To convert the quadratic equation into the standard form, simply multiply the entire equation by $4$ then subtract both sides by $4$.

${x^2} – 2x – 4 = 0$

\begin{align*} & a = 1 \\ & b = – 2 \\ & c = – 4 \\ \\ x &= {{ – b \pm \sqrt {{b^2} – 4ac} } \over {2a}} \\ \\ & = {{ – \left( { – 2} \right) \pm \sqrt {{{\left( { – 2} \right)}^2} – 4\left( 1 \right)\left( { – 4} \right)} } \over {2\left( 1 \right)}} \\ \\ & = {{2 \pm \sqrt {4 + 16} } \over 2} \\ \\ & = {{2 \pm \sqrt {20} } \over 2} \\ \\ & = {{2 \pm \sqrt 4 \cdot \sqrt 5 } \over 2} \\ \\ & = {{2 \pm 2 \cdot \sqrt 5 } \over 2} \\ \\ {x_1} &= {{2 + 2 \cdot \sqrt 5 } \over 2} \\ \\ & = {2 \over 2} + {2 \over 2}\sqrt 5 \\ \\ & = \boxed {\color{red}1 + \sqrt 5} \\ \\ {x_2} &= {{2 – 2 \cdot \sqrt 5 } \over 2} \\ \\ & = {2 \over 2} – {2 \over 2}\sqrt 5 \\ \\ & = \boxed{\color{red}1 – \sqrt 5} \end{align*}

Thus, the answers are ${x_1} = 1 + \sqrt 5$ and ${x_2} = 1 – \sqrt 5$.

${\left( {2x – 1} \right)^2} = \Large{x \over 3}$

If we carefully transform the given quadratic equation into the standard form, we get $12{x^2} – 13x + 3 = 0$.

\begin{align*} & a = 12 \\ & b = – 13 \\ & c = 3 \\ \\ x &= {{ – b \pm \sqrt {{b^2} – 4ac} } \over {2a}} \\ \\ & = {{ – \left( { – 13} \right) \pm \sqrt {{{\left( { – 13} \right)}^2} – 4\left( {12} \right)\left( 3 \right)} } \over {2\left( {12} \right)}} \\ \\ & = {{13 \pm \sqrt {169 – 144} } \over {24}} \\ \\ & = {{13 \pm \sqrt {25} } \over {24}} \\ \\ & = {{13 \pm 5} \over {24}} \\ \\ {x_1} &= {{13 + 5} \over {24}} \\ \\ & = {{18} \over {24}} \\ \\ & = \boxed {\color{red}{3 \over 4}} \\ \\ {x_2} &= {{13 – 5} \over {24}} \\ \\ & = {8 \over {24}} \\ \\ & =\boxed {\color{red} {1 \over 3}} \end{align*}

Therefore, the answers are $x_1={\Large{3 \over 4}}$ and $x_2={\Large{1 \over 3}}$.

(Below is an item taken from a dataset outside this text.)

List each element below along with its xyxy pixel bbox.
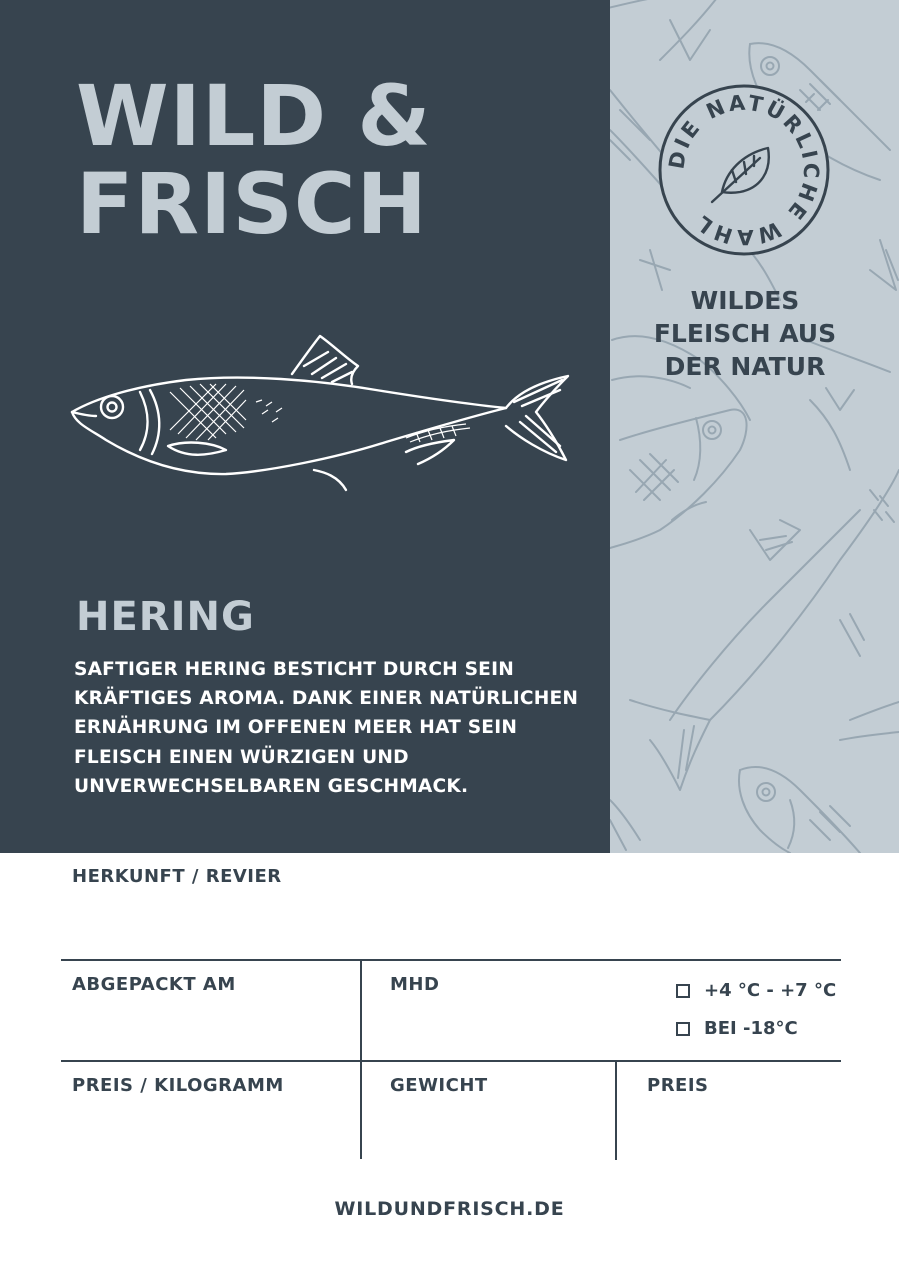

$\left( {2x – 1} \right)\left( {x + 4} \right) = – {x^2} + 3x$

If we simplify the quadratic equation to convert it to the standard form, we should arrive at $3{x^2} + 4x – 4 = 0$.
Hence, the answers are $x_1={\Large{2 \over 3}}$ and $x_2=-2$.